Projections of Earth's Technosphere: Civilization Collapse-Recovery Dynamics and Detectability

TL;DR

This study models Earth's civilization collapse and recovery over 1000 years, highlighting key resilience factors and implications for detecting extraterrestrial technosignatures based on activity patterns.

Contribution

It introduces a hybrid simulation framework to analyze civilization longevity, collapse, and detectability, emphasizing resource management and governance as critical resilience levers.

Findings

Resource depletion rate significantly influences collapse risk.

Modest resilience improvements can alter long-term civilization trajectories.

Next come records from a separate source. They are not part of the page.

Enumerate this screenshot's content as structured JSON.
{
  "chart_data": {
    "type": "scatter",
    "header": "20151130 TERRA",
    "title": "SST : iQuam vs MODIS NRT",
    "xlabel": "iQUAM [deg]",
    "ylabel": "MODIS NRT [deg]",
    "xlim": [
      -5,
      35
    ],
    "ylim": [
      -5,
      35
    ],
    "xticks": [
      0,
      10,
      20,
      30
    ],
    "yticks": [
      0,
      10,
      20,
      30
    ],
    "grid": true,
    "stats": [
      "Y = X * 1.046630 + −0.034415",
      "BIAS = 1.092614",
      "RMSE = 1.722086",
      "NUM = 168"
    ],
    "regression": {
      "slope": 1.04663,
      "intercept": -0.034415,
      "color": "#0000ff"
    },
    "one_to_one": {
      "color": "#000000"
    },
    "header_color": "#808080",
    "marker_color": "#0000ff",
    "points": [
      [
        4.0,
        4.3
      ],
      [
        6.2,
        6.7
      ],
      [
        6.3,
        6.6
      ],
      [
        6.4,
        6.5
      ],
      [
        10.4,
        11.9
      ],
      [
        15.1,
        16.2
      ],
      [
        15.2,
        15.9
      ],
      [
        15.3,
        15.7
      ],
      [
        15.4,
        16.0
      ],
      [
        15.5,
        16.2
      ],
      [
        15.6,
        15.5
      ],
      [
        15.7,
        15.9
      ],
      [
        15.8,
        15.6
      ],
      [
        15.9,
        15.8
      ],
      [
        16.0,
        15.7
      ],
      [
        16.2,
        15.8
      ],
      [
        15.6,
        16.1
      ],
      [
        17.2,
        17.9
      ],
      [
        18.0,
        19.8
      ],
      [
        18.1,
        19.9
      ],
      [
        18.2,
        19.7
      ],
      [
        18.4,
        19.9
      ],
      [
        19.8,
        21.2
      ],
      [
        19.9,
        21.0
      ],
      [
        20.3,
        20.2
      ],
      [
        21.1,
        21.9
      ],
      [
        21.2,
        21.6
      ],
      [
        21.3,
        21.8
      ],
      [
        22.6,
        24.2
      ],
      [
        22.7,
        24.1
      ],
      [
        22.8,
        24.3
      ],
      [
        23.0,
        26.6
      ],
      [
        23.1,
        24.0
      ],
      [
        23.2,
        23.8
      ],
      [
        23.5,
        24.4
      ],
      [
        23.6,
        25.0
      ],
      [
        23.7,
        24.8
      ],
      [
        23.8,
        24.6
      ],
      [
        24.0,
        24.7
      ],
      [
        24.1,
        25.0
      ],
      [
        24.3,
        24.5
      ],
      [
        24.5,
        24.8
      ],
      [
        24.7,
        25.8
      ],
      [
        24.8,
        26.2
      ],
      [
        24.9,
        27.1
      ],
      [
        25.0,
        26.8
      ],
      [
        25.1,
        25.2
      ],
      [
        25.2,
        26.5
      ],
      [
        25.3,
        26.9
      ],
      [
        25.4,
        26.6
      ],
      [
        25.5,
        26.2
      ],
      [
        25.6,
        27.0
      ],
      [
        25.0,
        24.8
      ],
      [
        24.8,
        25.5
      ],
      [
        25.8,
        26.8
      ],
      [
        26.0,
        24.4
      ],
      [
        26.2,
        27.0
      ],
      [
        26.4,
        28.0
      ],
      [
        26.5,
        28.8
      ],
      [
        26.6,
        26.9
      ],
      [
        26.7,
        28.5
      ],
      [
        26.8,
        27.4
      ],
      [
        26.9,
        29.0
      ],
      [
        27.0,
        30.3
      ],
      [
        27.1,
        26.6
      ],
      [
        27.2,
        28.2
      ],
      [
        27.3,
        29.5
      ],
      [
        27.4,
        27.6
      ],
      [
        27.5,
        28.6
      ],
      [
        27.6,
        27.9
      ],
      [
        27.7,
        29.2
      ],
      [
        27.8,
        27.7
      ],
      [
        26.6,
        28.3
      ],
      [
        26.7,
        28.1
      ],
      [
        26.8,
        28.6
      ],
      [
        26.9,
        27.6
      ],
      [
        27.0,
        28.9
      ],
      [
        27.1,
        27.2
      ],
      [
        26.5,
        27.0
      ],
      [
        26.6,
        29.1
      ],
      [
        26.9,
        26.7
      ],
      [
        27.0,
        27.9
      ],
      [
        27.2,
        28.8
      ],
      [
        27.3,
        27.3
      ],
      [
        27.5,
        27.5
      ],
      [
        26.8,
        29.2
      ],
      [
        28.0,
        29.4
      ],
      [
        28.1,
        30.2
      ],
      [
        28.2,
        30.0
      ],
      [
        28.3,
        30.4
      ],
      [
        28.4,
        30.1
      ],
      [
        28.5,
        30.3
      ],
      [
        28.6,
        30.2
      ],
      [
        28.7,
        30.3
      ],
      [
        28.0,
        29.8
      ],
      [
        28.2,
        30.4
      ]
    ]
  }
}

Low-duty-cycle civilizations may explain the lack of extraterrestrial signals.

Abstract

How long a technological civilization remains active, and what determines whether it collapses or persists, is a central question for both projecting humanity's future and assessing the prevalence of detectable intelligence in the galaxy. We model collapse-recovery dynamics across ten plausible futures for Earth-originating civilization using a hybrid deterministic-stochastic simulation over a 1000-year window. The duty cycle, defined as the fraction of its total lifespan that a civilization is technologically active, ranges from ~0.38 to 1.00, with trajectory outcomes shaped by the interplay of governance structure, resource pressure, and hazard exposure. Several model parameters map onto actionable resilience levers, and modest improvements can qualitatively alter long-term trajectories. Sensitivity analysis reveals that the resource depletion rate and the post-collapse recovery fraction are consistently the most impactful levers across scenarios, suggesting that reducing resource consumption may be at least as important as mitigating existential hazards for avoiding civilizational collapse. We discuss implications for Earth's civilizational resilience and for the search for extraterrestrial technosignatures. We also derive an effective detectability duration that accounts for intermittent civilizational activity, and show that the apparent absence of extraterrestrial signals may reflect the prevalence of low-duty-cycle civilizations rather than the rarity of intelligent life.